Aujourd’hui consultant pour RMC Sport, l’ex-arrière gauche dresse les contours de leur ressemblance dans le jeu: "Quand on regarde Andy jouer il y a cette faculté à prendre les espaces, cette spontanéité au moment de faire le dernier geste. Je retrouve dans son jeu tout ce qui faisait la force de Jean-Pierre: la vitesse, l’envie d’aller de suite vers le but, ne pas réfléchir quand il faut aller au but, toujours tenter sa chance et même quand il n’est pas en réussite, continuer à le faire. Un joueur moyen, tendre, on peut lui montrer des cassettes de JPP pendant tout un mois 24/24h je ne suis pas sûr qu’il atteigne les objectifs qu’a atteint Delort donc c’est qu’il avait des prédispositions au départ par son physique, par sa mentalité, par son envie de réussir."

Papin: "Quand il ne marque pas il est triste comme je l’étais moi"

En plus des gestes acrobatiques, du travail de gestes à répétition, la comparaison se justifie également sur le plan caractériel. "Jean Pierre était tellement exigeant qu’il pouvait en devenir pénible, se remémore Di Meco. J’ai le souvenir de lui qui boudait quand on gagnait 3-0 et qu’il n’avait pas marqué.
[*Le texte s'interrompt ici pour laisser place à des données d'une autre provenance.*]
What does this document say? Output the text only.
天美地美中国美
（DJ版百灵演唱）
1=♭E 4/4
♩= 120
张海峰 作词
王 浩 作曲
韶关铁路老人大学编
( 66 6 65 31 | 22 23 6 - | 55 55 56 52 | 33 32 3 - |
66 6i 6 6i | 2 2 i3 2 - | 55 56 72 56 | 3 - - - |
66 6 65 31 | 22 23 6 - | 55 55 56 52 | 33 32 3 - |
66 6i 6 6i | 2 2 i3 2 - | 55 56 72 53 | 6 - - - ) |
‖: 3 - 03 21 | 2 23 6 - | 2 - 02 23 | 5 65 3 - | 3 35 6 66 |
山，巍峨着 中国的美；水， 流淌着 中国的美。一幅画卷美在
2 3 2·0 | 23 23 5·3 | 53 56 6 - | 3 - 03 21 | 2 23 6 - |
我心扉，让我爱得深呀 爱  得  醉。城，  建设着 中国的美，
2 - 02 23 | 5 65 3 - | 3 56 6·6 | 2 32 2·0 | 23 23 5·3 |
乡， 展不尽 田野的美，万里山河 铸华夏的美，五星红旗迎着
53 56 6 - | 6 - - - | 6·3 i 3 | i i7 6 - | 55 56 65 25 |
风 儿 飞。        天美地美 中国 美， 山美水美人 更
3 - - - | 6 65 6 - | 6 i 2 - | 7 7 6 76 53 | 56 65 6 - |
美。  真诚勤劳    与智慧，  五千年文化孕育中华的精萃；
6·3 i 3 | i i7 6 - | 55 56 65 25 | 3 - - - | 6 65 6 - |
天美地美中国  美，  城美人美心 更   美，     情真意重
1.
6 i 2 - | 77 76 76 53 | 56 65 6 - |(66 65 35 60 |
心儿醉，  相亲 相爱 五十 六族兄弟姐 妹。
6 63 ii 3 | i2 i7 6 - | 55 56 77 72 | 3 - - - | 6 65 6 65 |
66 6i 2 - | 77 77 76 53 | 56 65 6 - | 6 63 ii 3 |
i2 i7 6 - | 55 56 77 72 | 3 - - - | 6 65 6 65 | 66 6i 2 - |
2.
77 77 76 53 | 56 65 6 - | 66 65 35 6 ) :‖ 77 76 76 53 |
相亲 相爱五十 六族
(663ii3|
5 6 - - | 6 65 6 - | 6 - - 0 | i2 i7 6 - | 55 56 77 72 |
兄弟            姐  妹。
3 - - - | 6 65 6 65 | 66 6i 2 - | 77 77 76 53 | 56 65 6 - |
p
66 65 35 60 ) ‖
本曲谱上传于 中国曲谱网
En regardant le comportement d’Andy Delort sur le terrain, il a l’air d’avoir la même mentalité."

Jean-Pierre Papin confirme: "Quand on est à ce poste il faut aimer courir, ne pas rechigner sur les efforts et avoir envie de marquer tout le temps. Ce sont deux caractères que je vois régulièrement avec Andy. Quand il ne marque pas il est triste comme je l’étais moi, c’est dans nos natures."

Andy Delort avec Nice
Andy Delort avec Nice © Icon Sport

Entraineur de C’Chartres (N2) depuis l’été 2020, celui qui regarde encore aujourd’hui ses buts d’antan pour "se rappeler des souvenirs et continuer à vivre de ce beau métier" observe l’attaquant niçois d’un œil attentif.

"Quand je le regarde jouer je sais qu’il va se passer quelque chose, il peut être brouillon pendant de longues minutes et à un moment il va sortir un truc que ne font pas les autres, c’est ce qu’on attend quand on regarde Andy Delort, explique encore Jean-Pierer Papin. On n’est pas buteur par hasard, il a le nez, le pied qui va bien, il a ça dans le sang. Quand il a l’opportunité même si c’est compliqué il tente la chose."

Et il continuera certainement de tenter ce dimanche, sur la pelouse du promu clermontois. Si les cassettes ne sont peut-être plus d’actualité, c’est sur les réseaux sociaux que ses prochains buts pourraient faire le tour du monde. A l’époque du "highlights", le buteur à la larme se distingue déjà, une vidéo de ses buts compilés cumulant plus d’un million de visionnage.